Debate Magazine

The Case Against Drone Strikes

Posted on the 09 February 2013 by Reasoningpolitics @reasonpolitics
Defence Images/ Flickr

Defence Images/ Flickr

I wrote a piece on Thursday that laid out the case for the US’s current policy on drone strikes. The article drew many comments, mostly focusing on the lack of oversight, accountability, and excessive secrecy in the program. While I personally am in favor of the program, please allow me to present you an unbiased case against drone strikes.

The first comes from Patrick Buchanan writing for The American Conservative:

When may Obama order an American killed?

According to a Justice Department “white paper,” any “informed high-level official” can decide a target is a ranking operative of al-Qaida who “poses an imminent threat of violent attack against the United States,” and if we cannot apprehend him, order him eradicated with a Hellfire missile.

As law professor Mary Ellen O’Connell argues: “For a threat to be deemed ‘imminent,’ it is not necessary for a specific attack to be underway. The paper denies Congress and the federal courts a role in authorizing the killings or even reviewing them afterwards.”

He also worries that the bad blood these strikes cause is creating new terrorists:

A question raised by Donald Rumsfeld years ago—Are we creating more terrorists than we are killing?—needs re-raising. For if these drone strikes that kill innocent and guilty alike are creating new millions of sympathizers for al-Qaida, and recruiting new thousands of volunteers willing to dedicate their lives to taking revenge against us, we have entered upon a war that may never end.

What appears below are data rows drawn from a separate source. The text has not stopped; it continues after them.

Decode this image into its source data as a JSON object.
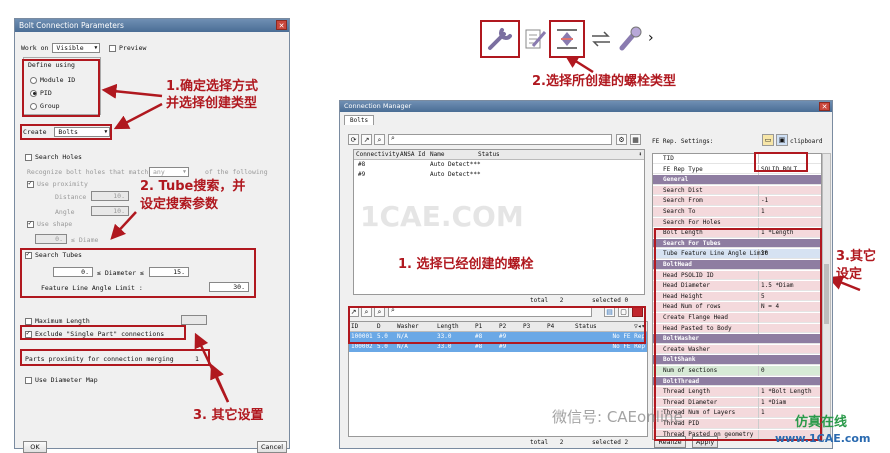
{
  "left_dialog": {
    "title": "Bolt Connection Parameters",
    "work_on_label": "Work on",
    "work_on_value": "Visible",
    "preview_label": "Preview",
    "define_using_label": "Define using",
    "radios": [
      "Module ID",
      "PID",
      "Group"
    ],
    "create_label": "Create",
    "create_value": "Bolts",
    "search_holes_label": "Search Holes",
    "recognize_text": "Recognize bolt holes that match",
    "any_value": "any",
    "of_following": "of the following",
    "use_proximity": "Use proximity",
    "distance_label": "Distance",
    "distance_value": "10.",
    "angle_label": "Angle",
    "angle_value": "10.",
    "use_shape": "Use shape",
    "shape_min": "0.",
    "shape_mid": "≤ Diame",
    "search_tubes_label": "Search Tubes",
    "tube_min": "0.",
    "tube_diam": "≤ Diameter ≤",
    "tube_max": "15.",
    "feature_line_label": "Feature Line Angle Limit :",
    "feature_line_value": "30.",
    "maximum_length": "Maximum Length",
    "exclude_single": "Exclude \"Single Part\" connections",
    "parts_proximity": "Parts proximity for connection merging",
    "parts_proximity_value": "1",
    "use_diameter_map": "Use Diameter Map",
    "ok_label": "OK",
    "cancel_label": "Cancel"
  },
  "annotations": {
    "a1_line1": "1.确定选择方式",
    "a1_line2": "并选择创建类型",
    "a2_line1": "2. Tube搜索，并",
    "a2_line2": "设定搜索参数",
    "a3": "3. 其它设置",
    "a_top": "2.选择所创建的螺栓类型",
    "a_mid": "1. 选择已经创建的螺栓",
    "a_right1": "3.其它",
    "a_right2": "设定"
  },
  "connection_manager": {
    "title": "Connection Manager",
    "tab": "Bolts",
    "top_columns": [
      "Connectivity",
      "ANSA Id",
      "Name",
      "Status"
    ],
    "top_rows": [
      [
        "#8",
        "",
        "Auto Detect***",
        ""
      ],
      [
        "#9",
        "",
        "Auto Detect***",
        ""
      ]
    ],
    "top_total": "total",
    "top_total_value": "2",
    "top_selected": "selected",
    "top_selected_value": "0",
    "bottom_columns": [
      "ID",
      "D",
      "Washer",
      "Length",
      "P1",
      "P2",
      "P3",
      "P4",
      "Status"
    ],
    "bottom_rows": [
      [
        "100001",
        "5.0",
        "N/A",
        "33.0",
        "#8",
        "#9",
        "",
        "",
        "",
        "No FE Rep"
      ],
      [
        "100002",
        "5.0",
        "N/A",
        "33.0",
        "#8",
        "#9",
        "",
        "",
        "",
        "No FE Rep"
      ]
    ],
    "bottom_total": "total",
    "bottom_total_value": "2",
    "bottom_selected": "selected",
    "bottom_selected_value": "2",
    "fe_rep_settings": "FE Rep. Settings:",
    "clipboard": "clipboard",
    "realize_label": "Realize",
    "apply_label": "Apply",
    "props": [
      {
        "k": "TID",
        "v": "",
        "c": "plain"
      },
      {
        "k": "FE Rep Type",
        "v": "SOLID BOLT",
        "c": "plain"
      },
      {
        "k": "General",
        "v": "",
        "c": "hdr"
      },
      {
        "k": "Search Dist",
        "v": "",
        "c": "pink"
      },
      {
        "k": "Search From",
        "v": "-1",
        "c": "pink"
      },
      {
        "k": "Search To",
        "v": "1",
        "c": "pink"
      },
      {
        "k": "Search For Holes",
        "v": "",
        "c": "pink"
      },
      {
        "k": "Bolt Length",
        "v": "1 *Length",
        "c": "pink"
      },
      {
        "k": "Search For Tubes",
        "v": "",
        "c": "hdr"
      },
      {
        "k": "Tube Feature Line Angle Limit",
        "v": "30",
        "c": "blue"
      },
      {
        "k": "BoltHead",
        "v": "",
        "c": "hdr"
      },
      {
        "k": "Head PSOLID ID",
        "v": "",
        "c": "pink"
      },
      {
        "k": "Head Diameter",
        "v": "1.5 *Diam",
        "c": "pink"
      },
      {
        "k": "Head Height",
        "v": "5",
        "c": "pink"
      },
      {
        "k": "Head Num of rows",
        "v": "N = 4",
        "c": "pink"
      },
      {
        "k": "Create Flange Head",
        "v": "",
        "c": "pink"
      },
      {
        "k": "Head Pasted to Body",
        "v": "",
        "c": "pink"
      },
      {
        "k": "BoltWasher",
        "v": "",
        "c": "hdr"
      },
      {
        "k": "Create Washer",
        "v": "",
        "c": "pink"
      },
      {
        "k": "BoltShank",
        "v": "",
        "c": "hdr"
      },
      {
        "k": "Num of sections",
        "v": "0",
        "c": "green"
      },
      {
        "k": "BoltThread",
        "v": "",
        "c": "hdr"
      },
      {
        "k": "Thread Length",
        "v": "1 *Bolt Length",
        "c": "pink"
      },
      {
        "k": "Thread Diameter",
        "v": "1 *Diam",
        "c": "pink"
      },
      {
        "k": "Thread Num of Layers",
        "v": "1",
        "c": "pink"
      },
      {
        "k": "Thread PID",
        "v": "",
        "c": "pink"
      },
      {
        "k": "Thread Pasted on geometry",
        "v": "",
        "c": "pink"
      }
    ]
  },
  "watermark": {
    "cae": "1CAE.COM",
    "wechat": "微信号: CAEonline",
    "brand": "仿真在线",
    "site": "www.1CAE.com"
  },
  "colors": {
    "red": "#b0181f",
    "selected_row": "#6aa8e6",
    "header_purple": "#8e7da1"
  }
}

Al-Qaida in Afghanistan is said to be ravaged and on the run. Yet we read of al-Qaida affiliates cropping up not only in Pakistan, Yemen and Somalia, but Iraq, Syria, Libya and Mali. How many of these new cells were inspired by past drone strikes to destroy old al-Qaida cells?

He ends with concerns that drones will bring about endless war:

Is the war on terror to be like the war on crime, eternal, with U.S. soldiers policing the world forever, even as cops police our cities?

What is Obama’s plan, the Republicans’ plan for ending or winning this war, whose scope widens with each year?

“No nation could preserve its freedom in the midst of continual warfare,” wrote the author of our Constitution.

As we see the great buildings of our capital enveloped in concrete barriers, as U.S. citizens are forced to submit to intrusive searches before boarding airliners, one wonders: How long before the Republic becomes a garrison state?

The second case against comes from Steve Clemmons at The Atlantic. He gives us a slippery slope argument, saying that while the current drone strikes are justified-they are against some very bad people after all- the precedent it sets can lead to government abuses in the future:

I could support the controversial act of the White House-authorized killing of Awlaki if this was an extremely rare instance in which significant numbers of lives and broader national security equities were at stake. However, we are talking not about the killing of one U.S. citizen; we are discussing the institutionalization and routinization of this drone-killing power against other potential U.S. citizens, as well as other terrorist targets more broadly.